If you left early enough you’ll have time to explore some of the many trails in this area. Bumps Pond, just north of Sleeping Beauty, makes a nice loop, and Fishbrook Pond further north will make the loop even longer. There’s a nice leanto at Fishbrook to have lunch and a number of other loop options if the short days still haven’t caught up to you.

While the trails are well-signed, an ADK Eastern Region trail map will go a long way to helping you choose your destinations. Remember to pack a flashlight and warm clothes, and enjoy.

Photo: Lake George from Sleeping Beauty.


Monday, November 2, 2009

Gearing Up: Snowshoe Season is Almost Here

Winter is nearly upon the Adirondacks and it’s time to blow the dust off your cold-weather gear including your snowshoes. Snowshoeing has increased in popularity and practicality in stride with technology. Gone are the days when the only choice was hand woven wood frame shoes. The framing, decking, cleats (crampons) and bindings are now made with high tech materials specialized for various conditions and preferences.

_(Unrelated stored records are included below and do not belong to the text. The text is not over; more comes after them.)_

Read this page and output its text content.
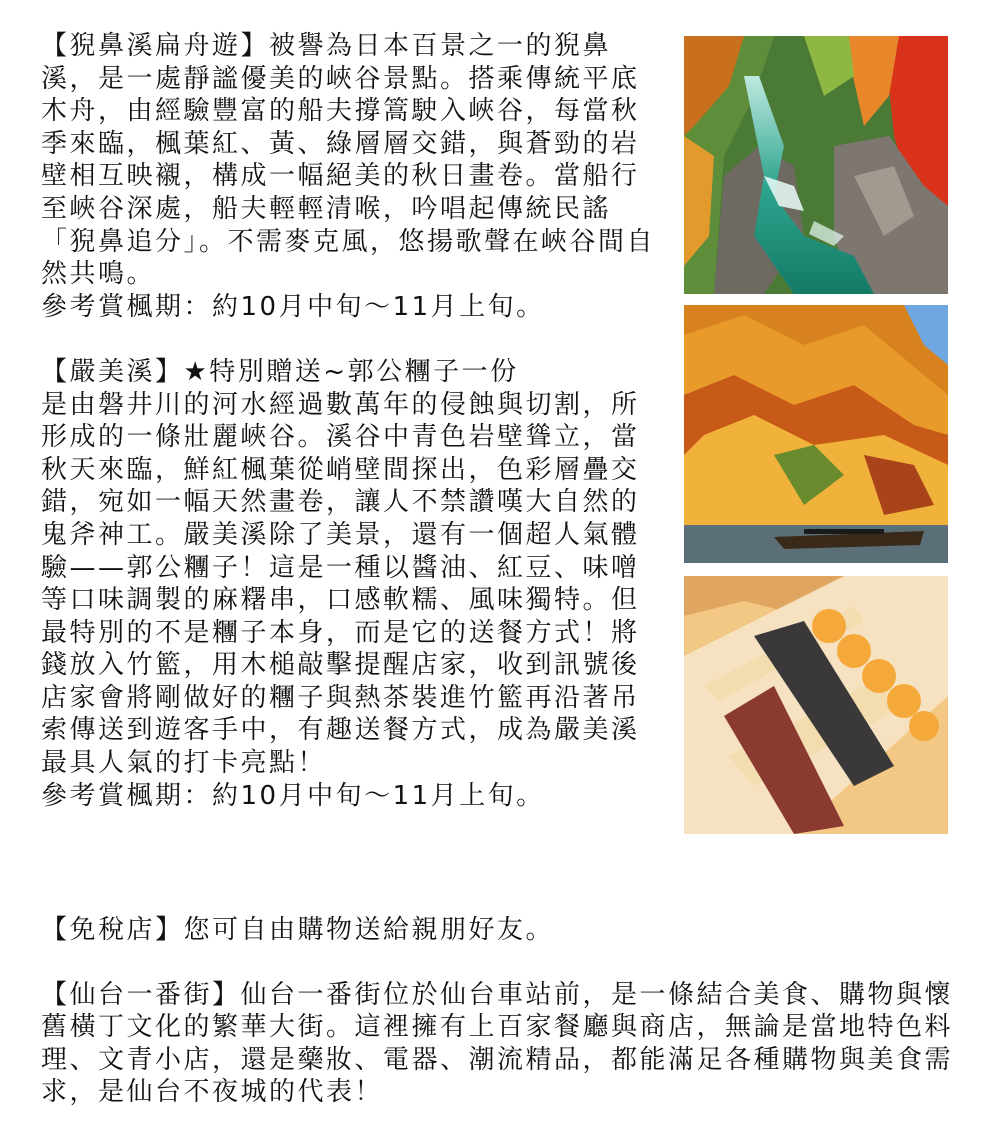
【猊鼻溪扁舟遊】被譽為日本百景之一的猊鼻溪，是一處靜謐優美的峽谷景點。搭乘傳統平底木舟，由經驗豐富的船夫撐篙駛入峽谷，每當秋季來臨，楓葉紅、黃、綠層層交錯，與蒼勁的岩壁相互映襯，構成一幅絕美的秋日畫卷。當船行至峽谷深處，船夫輕輕清喉，吟唱起傳統民謠「猊鼻追分」。不需麥克風，悠揚歌聲在峽谷間自然共鳴。

參考賞楓期：約10月中旬～11月上旬。

【嚴美溪】★特別贈送~郭公糰子一份

是由磐井川的河水經過數萬年的侵蝕與切割，所形成的一條壯麗峽谷。溪谷中青色岩壁聳立，當秋天來臨，鮮紅楓葉從峭壁間探出，色彩層疊交錯，宛如一幅天然畫卷，讓人不禁讚嘆大自然的鬼斧神工。嚴美溪除了美景，還有一個超人氣體驗——郭公糰子！這是一種以醬油、紅豆、味噌等口味調製的麻糬串，口感軟糯、風味獨特。但最特別的不是糰子本身，而是它的送餐方式！將錢放入竹籃，用木槌敲擊提醒店家，收到訊號後店家會將剛做好的糰子與熱茶裝進竹籃再沿著吊索傳送到遊客手中，有趣送餐方式，成為嚴美溪最具人氣的打卡亮點！

參考賞楓期：約10月中旬～11月上旬。

【免稅店】您可自由購物送給親朋好友。

【仙台一番街】仙台一番街位於仙台車站前，是一條結合美食、購物與懷舊橫丁文化的繁華大街。這裡擁有上百家餐廳與商店，無論是當地特色料理、文青小店，還是藥妝、電器、潮流精品，都能滿足各種購物與美食需求，是仙台不夜城的代表！
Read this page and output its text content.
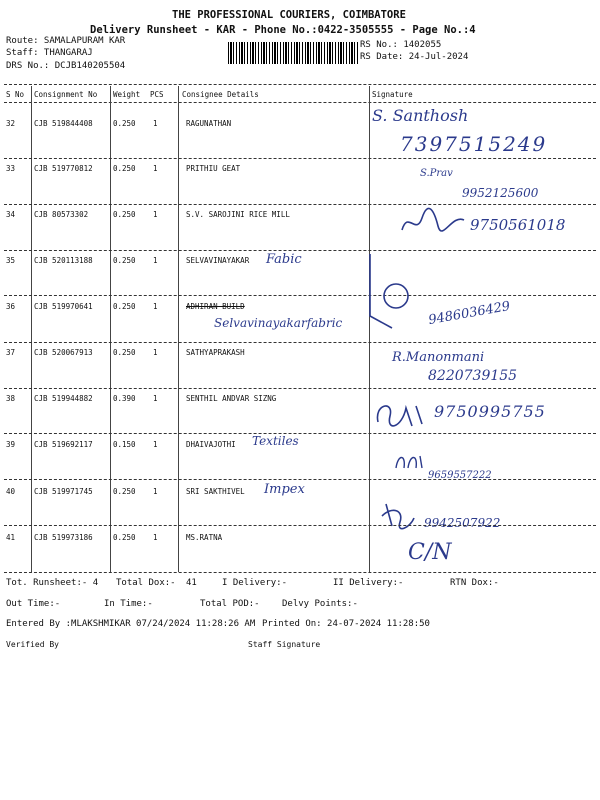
THE PROFESSIONAL COURIERS, COIMBATORE
Delivery Runsheet - KAR - Phone No.:0422-3505555 - Page No.:4
Route: SAMALAPURAM KAR
Staff: THANGARAJ
DRS No.: DCJB140205504
RS No.: 1402055
RS Date: 24-Jul-2024
S No Consignment No Weight PCS Consignee Details	Signature
32	CJB 519844408	0.250 1	RAGUNATHAN	S. Santhosh
7397515249
33	CJB 519770812	0.250 1	PRITHIU GEAT	S.Prav
9952125600
34	CJB 80573302	0.250 1	S.V. SAROJINI RICE MILL
9750561018
35	CJB 520113188	0.250 1	SELVAVINAYAKAR Fabic
36	CJB 519970641	0.250 1	ADHIRAN BUILD
Selvavinayakarfabric	9486036429
37	CJB 520067913	0.250 1	SATHYAPRAKASH	R.Manonmani
8220739155
38	CJB 519944882	0.390 1	SENTHIL ANDVAR SIZNG
9750995755
39	CJB 519692117	0.150 1	DHAIVAJOTHI Textiles
9659557222
40	CJB 519971745	0.250 1	SRI SAKTHIVEL Impex
9942507922
41	CJB 519973186	0.250 1	MS.RATNA
C/N
Tot. Runsheet:- 4 Total Dox:- 41	I Delivery:-	II Delivery:-	RTN Dox:-
Out Time:-	In Time:-	Total POD:- Delvy Points:-
Entered By :MLAKSHMIKAR 07/24/2024 11:28:26 AM Printed On: 24-07-2024 11:28:50
Verified By	Staff Signature
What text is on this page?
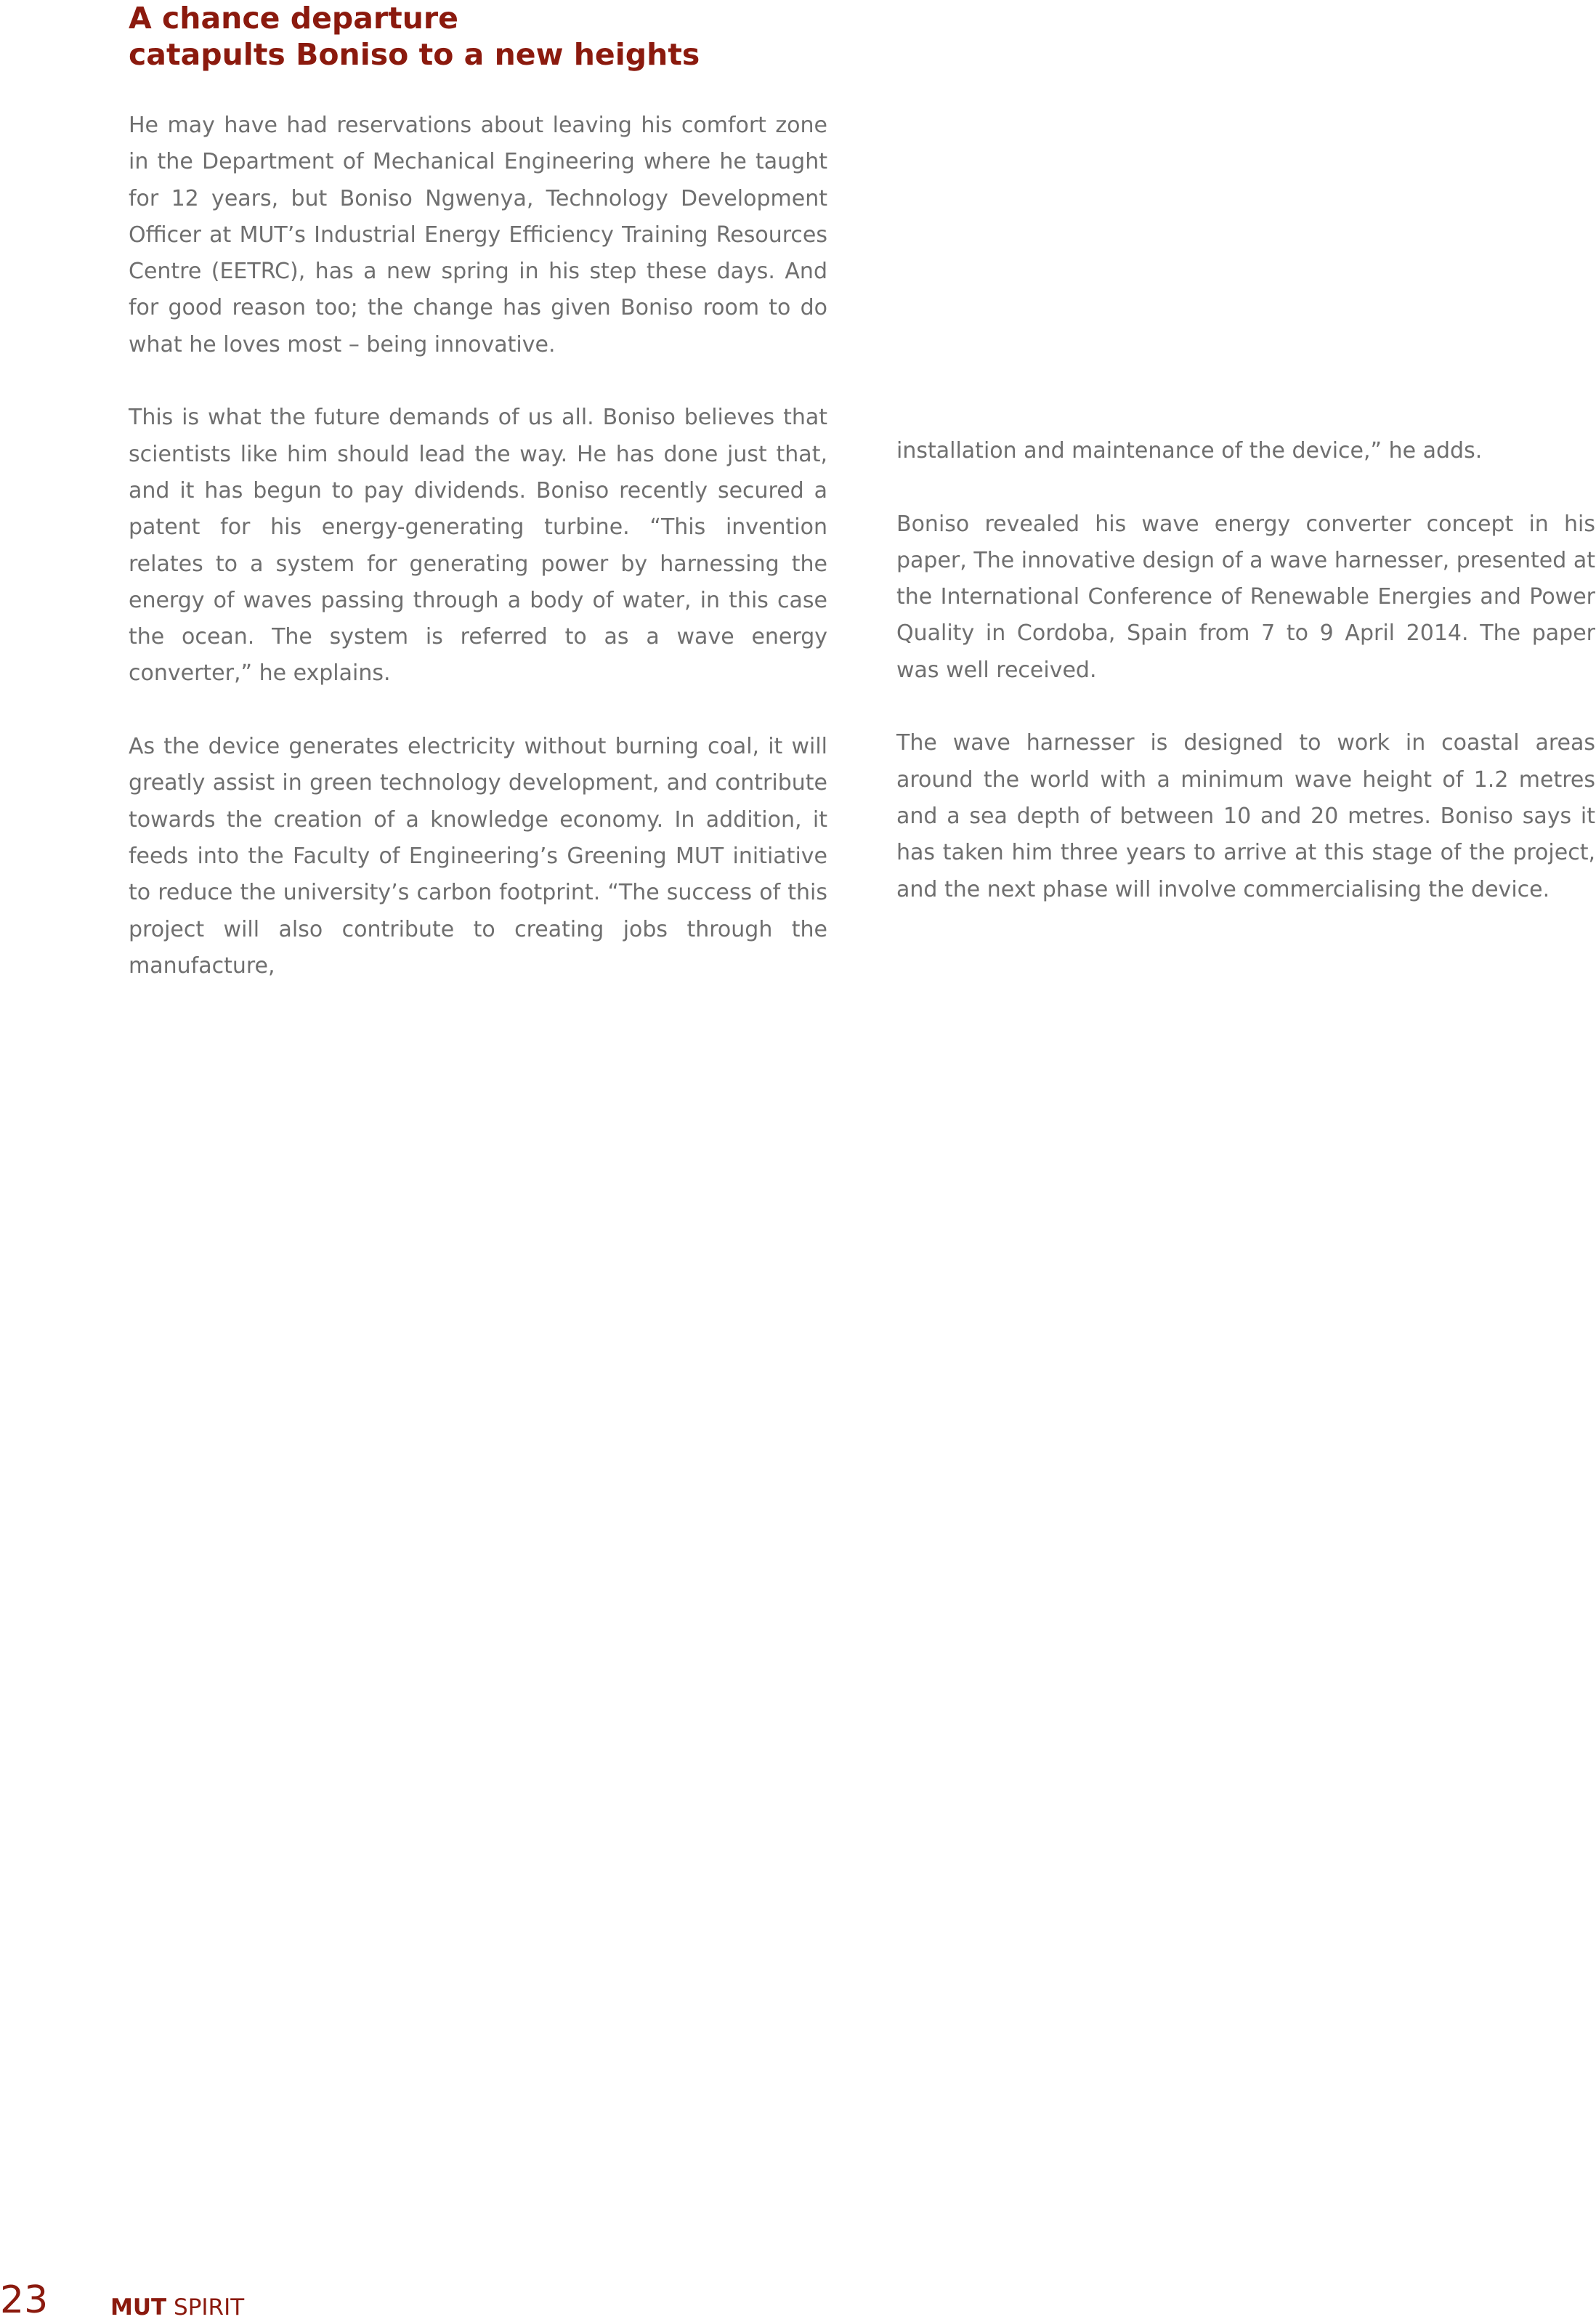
A chance departure
catapults Boniso to a new heights

He may have had reservations about leaving his comfort zone in the Department of Mechanical Engineering where he taught for 12 years, but Boniso Ngwenya, Technology Development Officer at MUT’s Industrial Energy Efficiency Training Resources Centre (EETRC), has a new spring in his step these days. And for good reason too; the change has given Boniso room to do what he loves most – being innovative.

This is what the future demands of us all. Boniso believes that scientists like him should lead the way. He has done just that, and it has begun to pay dividends. Boniso recently secured a patent for his energy-generating turbine. “This invention relates to a system for generating power by harnessing the energy of waves passing through a body of water, in this case the ocean. The system is referred to as a wave energy converter,” he explains.

As the device generates electricity without burning coal, it will greatly assist in green technology development, and contribute towards the creation of a knowledge economy. In addition, it feeds into the Faculty of Engineering’s Greening MUT initiative to reduce the university’s carbon footprint. “The success of this project will also contribute to creating jobs through the manufacture,

installation and maintenance of the device,” he adds.

Boniso revealed his wave energy converter concept in his paper, The innovative design of a wave harnesser, presented at the International Conference of Renewable Energies and Power Quality in Cordoba, Spain from 7 to 9 April 2014. The paper was well received.

The wave harnesser is designed to work in coastal areas around the world with a minimum wave height of 1.2 metres and a sea depth of between 10 and 20 metres. Boniso says it has taken him three years to arrive at this stage of the project, and the next phase will involve commercialising the device.

23	MUT SPIRIT
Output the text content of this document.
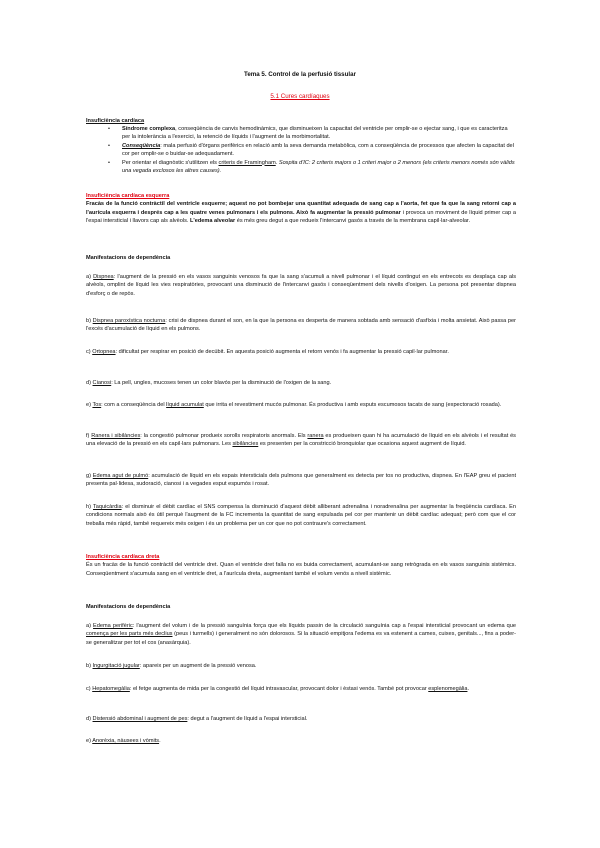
Tema 5. Control de la perfusió tissular
5.1 Cures cardíaques
Insuficiència cardíaca
• Síndrome complexa, conseqüència de canvis hemodinàmics, que disminueixen la capacitat del ventricle per omplir-se o ejectar sang, i que es caracteritza per la intolerància a l'exercici, la retenció de líquids i l'augment de la morbimortalitat.
• Conseqüència: mala perfusió d'òrgans perifèrics en relació amb la seva demanda metabòlica, com a conseqüència de processos que afecten la capacitat del cor per omplir-se o buidar-se adequadament.
• Per orientar el diagnòstic s'utilitzen els criteris de Framingham. Sospita d'IC: 2 criteris majors o 1 criteri major o 2 menors (els criteris menors només són vàlids una vegada exclosos les altres causes).
Insuficiència cardíaca esquerra
Fracàs de la funció contràctil del ventricle esquerre; aquest no pot bombejar una quantitat adequada de sang cap a l'aorta, fet que fa que la sang retorni cap a l'aurícula esquerra i després cap a les quatre venes pulmonars i els pulmons. Això fa augmentar la pressió pulmonar i provoca un moviment de líquid primer cap a l'espai intersticial i llavors cap als alvèols. L'edema alveolar és més greu degut a que redueix l'intercanvi gasós a través de la membrana capil·lar-alveolar.
Manifestacions de dependència
a) Dispnea: l'augment de la pressió en els vasos sanguinis venosos fa que la sang s'acumuli a nivell pulmonar i el líquid contingut en els entrecots es desplaça cap als alvèols, omplint de líquid les vies respiratòries, provocant una disminució de l'intercanvi gasós i conseqüentment dels nivells d'oxigen. La persona pot presentar dispnea d'esforç o de repòs.
b) Dispnea paroxística nocturna: crisi de dispnea durant el son, en la que la persona es desperta de manera sobtada amb sensació d'asfíxia i molta ansietat. Això passa per l'excés d'acumulació de líquid en els pulmons.
c) Ortopnea: dificultat per respirar en posició de decúbit. En aquesta posició augmenta el retorn venós i fa augmentar la pressió capil·lar pulmonar.
d) Cianosi: La pell, ungles, mucoses tenen un color blavós per la disminució de l'oxigen de la sang.
e) Tos: com a conseqüència del líquid acumulat que irrita el revestiment mucós pulmonar. És productiva i amb esputs escumosos tacats de sang (expectoració rosada).
f) Ranera i sibilàncies: la congestió pulmonar produeix sorolls respiratoris anormals. Els ranera es produeixen quan hi ha acumulació de líquid en els alvèols i el resultat és una elevació de la pressió en els capil·lars pulmonars. Les sibilàncies es presenten per la constricció bronquiolar que ocasiona aquest augment de líquid.
g) Edema agut de pulmó: acumulació de líquid en els espais intersticials dels pulmons que generalment es detecta per tos no productiva, dispnea. En l'EAP greu el pacient presenta pal·lidesa, sudoració, cianosi i a vegades esput espumós i rosat.
h) Taquicàrdia: el disminuir el dèbit cardíac el SNS compensa la disminució d'aquest dèbit alliberant adrenalina i noradrenalina per augmentar la freqüència cardíaca. En condicions normals això és útil perquè l'augment de la FC incrementa la quantitat de sang expulsada pel cor per mantenir un dèbit cardíac adequat; però com que el cor treballa més ràpid, també requereix més oxigen i és un problema per un cor que no pot contraure's correctament.
Insuficiència cardíaca dreta
És un fracàs de la funció contràctil del ventricle dret. Quan el ventricle dret falla no es buida correctament, acumulant-se sang retrògrada en els vasos sanguinis sistèmics. Conseqüentment s'acumula sang en el ventricle dret, a l'aurícula dreta, augmentant també el volum venós a nivell sistèmic.
Manifestacions de dependència
a) Edema perifèric: l'augment del volum i de la pressió sanguínia força que els líquids passin de la circulació sanguínia cap a l'espai intersticial provocant un edema que comença per les parts més declius (peus i turmells) i generalment no són dolorosos. Si la situació empitjora l'edema es va estenent a cames, cuixes, genitals..., fins a poder-se generalitzar per tot el cos (anasàrquia).
b) Ingurgitació jugular: apareix per un augment de la pressió venosa.
c) Hepatomegàlia: el fetge augmenta de mida per la congestió del líquid intravascular, provocant dolor i èstasi venós. També pot provocar esplenomegàlia.
d) Distensió abdominal i augment de pes: degut a l'augment de líquid a l'espai intersticial.
e) Anorèxia, nàusees i vòmits.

The first question becomes one of purpose. What environment will they be used for? Deep powder snow and packed trails are drastically different underfoot. Designs with increased length and width increase surface area and offer more stability and flotation in unpacked conditions. They are a bit less maneuverable, however, it tighter areas. They can also be used on packed trails in many instances. More compact models save weight and increase maneuverability when snow depth is minimal.

Specialized conditions sometimes require specialized shoes. Ascending to higher elevations via steep grades may require traverse through changing conditions: packed trail, unbroken powder, steep inclines with ice flows, summits with mixed conditions where, perhaps, crampons would be most valuable. Most models offer some crampons with varying degrees of aggressiveness for traction. MSR, for instance, offers a very specialized and maneuverable line of shoes that include aggressive crampons, metal “teeth” either around the circumference or in rows, a heel elevator to alleviate leg fatigue on inclines and an optional flotation tail to increase length and thus versatility across terrain.

No matter the environment, it’s also important to know which shoes perform best for your personal traits as well. Manufacturers usually have a weight chart to help choose between models or sizes of a particular model. Forums and product review sites can offer guidance on the positive and negative aspects of each.

As an aside, please remember that in the High Peaks Wilderness area, you “must possess and use skis or snowshoes when the terrain is snow-covered with eight or more inches of snow”. This helps reduce preventable rescues and protects both the wearer and other hikers alike.